Simone de Beauvoir Explains “Why I’m a Feminist” in a Rare TV Interview (1975) [Open Culture]
In Simone de Beauvoir’s 1945 novel The Blood of Others, the narrator, Jean Blomart, reports on his childhood friend Marcel’s reaction to the word “revolution”:
It was senseless to try to change anything in the world or in life; things were bad enough even if one did not meddle with them. Everything that her heart and her mind condemned she rabidly defended—my father, marriage, capitalism. Because the wrong lay not in the institutions, but in the depths of our being. We must huddle in a corner and make ourselves as small as possible.
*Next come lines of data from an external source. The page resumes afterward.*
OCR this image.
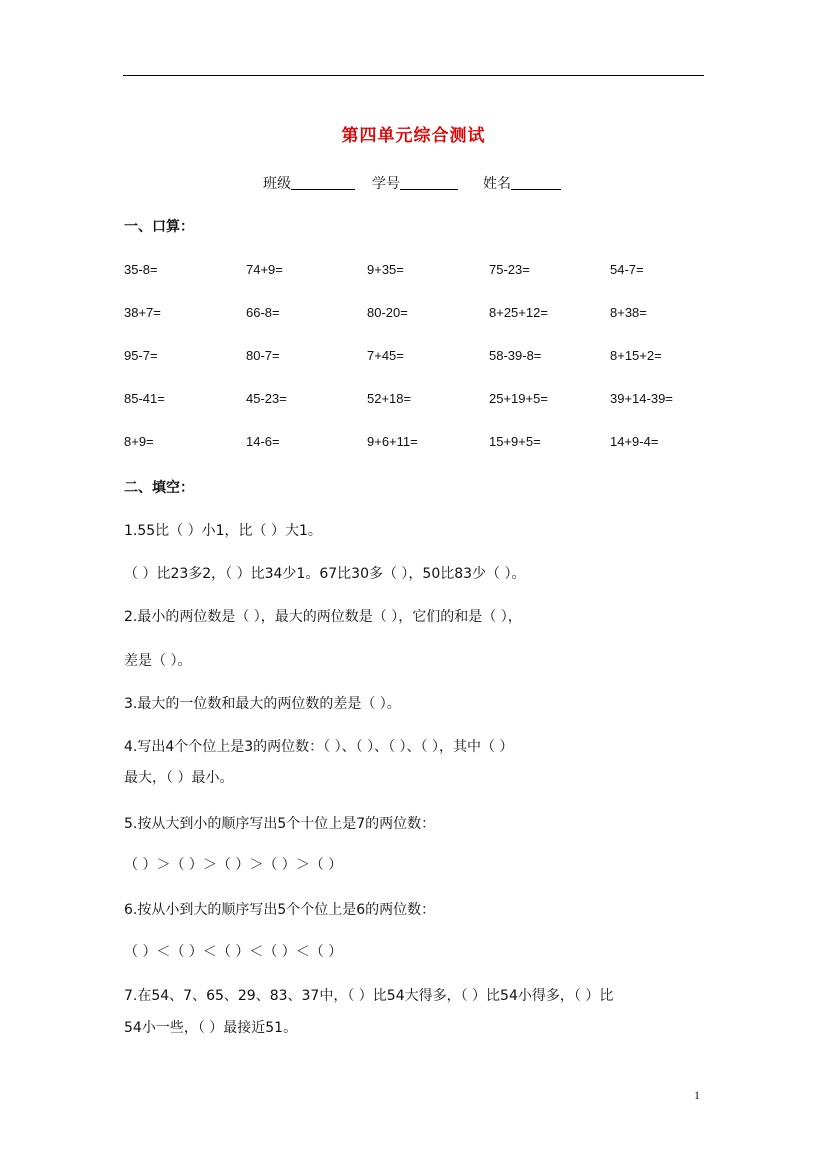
第四单元综合测试
班级	学号	姓名
一、口算：
35-8=	74+9=	9+35=	75-23=	54-7=
38+7=	66-8=	80-20=	8+25+12=	8+38=
95-7=	80-7=	7+45=	58-39-8=	8+15+2=
85-41=	45-23=	52+18=	25+19+5=	39+14-39=
8+9=	14-6=	9+6+11=	15+9+5=	14+9-4=
二、填空：
1.55比（ ）小1，比（ ）大1。
（ ）比23多2，（ ）比34少1。67比30多（ ），50比83少（ ）。
2.最小的两位数是（ ），最大的两位数是（ ），它们的和是（ ），
差是（ ）。
3.最大的一位数和最大的两位数的差是（ ）。
4.写出4个个位上是3的两位数：（ ）、（ ）、（ ）、（ ），其中（ ）
最大，（ ）最小。
5.按从大到小的顺序写出5个十位上是7的两位数：
（ ）＞（ ）＞（ ）＞（ ）＞（ ）
6.按从小到大的顺序写出5个个位上是6的两位数：
（ ）＜（ ）＜（ ）＜（ ）＜（ ）
7.在54、7、65、29、83、37中，（ ）比54大得多，（ ）比54小得多，（ ）比
54小一些，（ ）最接近51。
1
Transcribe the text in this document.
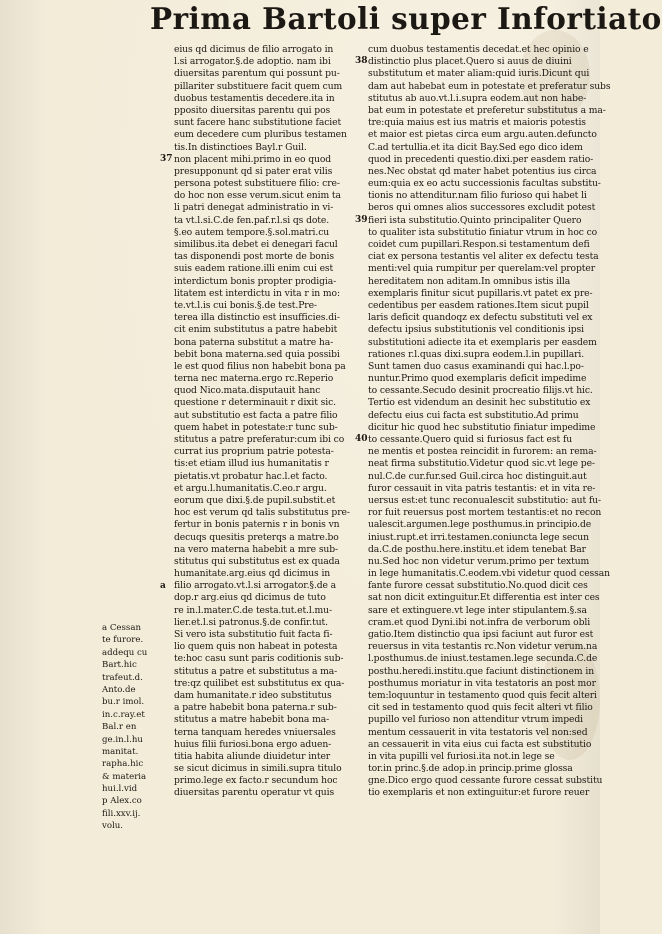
Prima Bartoli super Infortiato
eius qd dicimus de filio arrogato in
l.si arrogator.§.de adoptio. nam ibi
diuersitas parentum qui possunt pu-
pillariter substituere facit quem cum
duobus testamentis decedere.ita in
pposito diuersitas parentu qui pos
sunt facere hanc substitutione faciet
eum decedere cum pluribus testamen
tis.In distinctioes Bayl.r Guil.
non placent mihi.primo in eo quod
presupponunt qd si pater erat vilis
persona potest substituere filio: cre-
do hoc non esse verum.sicut enim ta
li patri denegat administratio in vi-
ta vt.l.si.C.de fen.paf.r.l.si qs dote.
§.eo autem tempore.§.sol.matri.cu
similibus.ita debet ei denegari facul
tas disponendi post morte de bonis
suis eadem ratione.illi enim cui est
interdictum bonis propter prodigia-
litatem est interdictu in vita r in mo:
te.vt.l.is cui bonis.§.de test.Pre-
terea illa distinctio est insufficies.di-
cit enim substitutus a patre habebit
bona paterna substitut a matre ha-
bebit bona materna.sed quia possibi
le est quod filius non habebit bona pa
terna nec materna.ergo rc.Reperio
quod Nico.mata.disputauit hanc
questione r determinauit r dixit sic.
aut substitutio est facta a patre filio
quem habet in potestate:r tunc sub-
stitutus a patre preferatur:cum ibi co
currat ius proprium patrie potesta-
tis:et etiam illud ius humanitatis r
pietatis.vt probatur hac.l.et facto.
et argu.l.humanitatis.C.eo.r argu.
eorum que dixi.§.de pupil.substit.et
hoc est verum qd talis substitutus pre-
fertur in bonis paternis r in bonis vn
decuqs quesitis preterqs a matre.bo
na vero materna habebit a mre sub-
stitutus qui substitutus est ex quada
humanitate.arg.eius qd dicimus in
filio arrogato.vt.l.si arrogator.§.de a
dop.r arg.eius qd dicimus de tuto
re in.l.mater.C.de testa.tut.et.l.mu-
lier.et.l.si patronus.§.de confir.tut.
Si vero ista substitutio fuit facta fi-
lio quem quis non habeat in potesta
te:hoc casu sunt paris coditionis sub-
stitutus a patre et substitutus a ma-
tre:qz quilibet est substitutus ex qua-
dam humanitate.r ideo substitutus
a patre habebit bona paterna.r sub-
stitutus a matre habebit bona ma-
terna tanquam heredes vniuersales
huius filii furiosi.bona ergo aduen-
titia habita aliunde diuidetur inter
se sicut dicimus in simili.supra titulo
primo.lege ex facto.r secundum hoc
diuersitas parentu operatur vt quis
cum duobus testamentis decedat.et hec opinio e
distinctio plus placet.Quero si auus de diuini
substitutum et mater aliam:quid iuris.Dicunt qui
dam aut habebat eum in potestate et preferatur subs
stitutus ab auo.vt.l.i.supra eodem.aut non habe-
bat eum in potestate et preferetur substitutus a ma-
tre:quia maius est ius matris et maioris potestis
et maior est pietas circa eum argu.auten.defuncto
C.ad tertullia.et ita dicit Bay.Sed ego dico idem
quod in precedenti questio.dixi.per easdem ratio-
nes.Nec obstat qd mater habet potentius ius circa
eum:quia ex eo actu successionis facultas substitu-
tionis no attenditur.nam filio furioso qui habet li
beros qui omnes alios successores excludit potest
fieri ista substitutio.Quinto principaliter Quero
to qualiter ista substitutio finiatur vtrum in hoc co
coidet cum pupillari.Respon.si testamentum defi
ciat ex persona testantis vel aliter ex defectu testa
menti:vel quia rumpitur per querelam:vel propter
hereditatem non aditam.In omnibus istis illa
exemplaris finitur sicut pupillaris.vt patet ex pre-
cedentibus per easdem rationes.Item sicut pupil
laris deficit quandoqz ex defectu substituti vel ex
defectu ipsius substitutionis vel conditionis ipsi
substitutioni adiecte ita et exemplaris per easdem
rationes r.l.quas dixi.supra eodem.l.in pupillari.
Sunt tamen duo casus examinandi qui hac.l.po-
nuntur.Primo quod exemplaris deficit impedime
to cessante.Secudo desinit procreatio filijs.vt hic.
Tertio est videndum an desinit hec substitutio ex
defectu eius cui facta est substitutio.Ad primu
dicitur hic quod hec substitutio finiatur impedime
to cessante.Quero quid si furiosus fact est fu
ne mentis et postea reincidit in furorem: an rema-
neat firma substitutio.Videtur quod sic.vt lege pe-
nul.C.de cur.fur.sed Guil.circa hoc distinguit.aut
furor cessauit in vita patris testantis: et in vita re-
uersus est:et tunc reconualescit substitutio: aut fu-
ror fuit reuersus post mortem testantis:et no recon
ualescit.argumen.lege posthumus.in principio.de
iniust.rupt.et irri.testamen.coniuncta lege secun
da.C.de posthu.here.institu.et idem tenebat Bar
nu.Sed hoc non videtur verum.primo per textum
in lege humanitatis.C.eodem.vbi videtur quod cessan
fante furore cessat substitutio.No.quod dicit ces
sat non dicit extinguitur.Et differentia est inter ces
sare et extinguere.vt lege inter stipulantem.§.sa
cram.et quod Dyni.ibi not.infra de verborum obli
gatio.Item distinctio qua ipsi faciunt aut furor est
reuersus in vita testantis rc.Non videtur verum.na
l.posthumus.de iniust.testamen.lege secunda.C.de
posthu.heredi.institu.que faciunt distinctionem in
posthumus moriatur in vita testatoris an post mor
tem:loquuntur in testamento quod quis fecit alteri
cit sed in testamento quod quis fecit alteri vt filio
pupillo vel furioso non attenditur vtrum impedi
mentum cessauerit in vita testatoris vel non:sed
an cessauerit in vita eius cui facta est substitutio
in vita pupilli vel furiosi.ita not.in lege se
tor.in princ.§.de adop.in princip.prime glossa
gne.Dico ergo quod cessante furore cessat substitu
tio exemplaris et non extinguitur:et furore reuer
a Cessan
te furore.
addequ cu
Bart.hic
trafeut.d.
Anto.de
bu.r imol.
in.c.ray.et
Bal.r en
ge.in.l.hu
manitat.
rapha.hic
& materia
hui.l.vid
p Alex.co
fili.xxv.ij.
volu.
37
38
39
40
a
Better to accept everything than to make an abortive effort, doomed in advance to failure.
Marcel’s fearful fatalism represents everything De Beauvoir condemned in her writing, most notably her groundbreaking 1949 study, The Second Sex, often credited as the foundational text of second-wave feminism. De Beauvoir rejected the idea that women’s historical subjection was in any way natural—“in the depths of our being.” Instead, her analysis faulted the very institutions Marcel defends: patriarchy, marriage, capitalist exploitation.
In the 1975 interview above with French journalist Jean-Louis Servan-Schreiber—“Why I’m a Feminist”—De Beauvoir picks up the ideas of The Second Sex, which Servan-Schreiber calls as important an “ideological reference” for feminists as Marx’s Capital is for communists.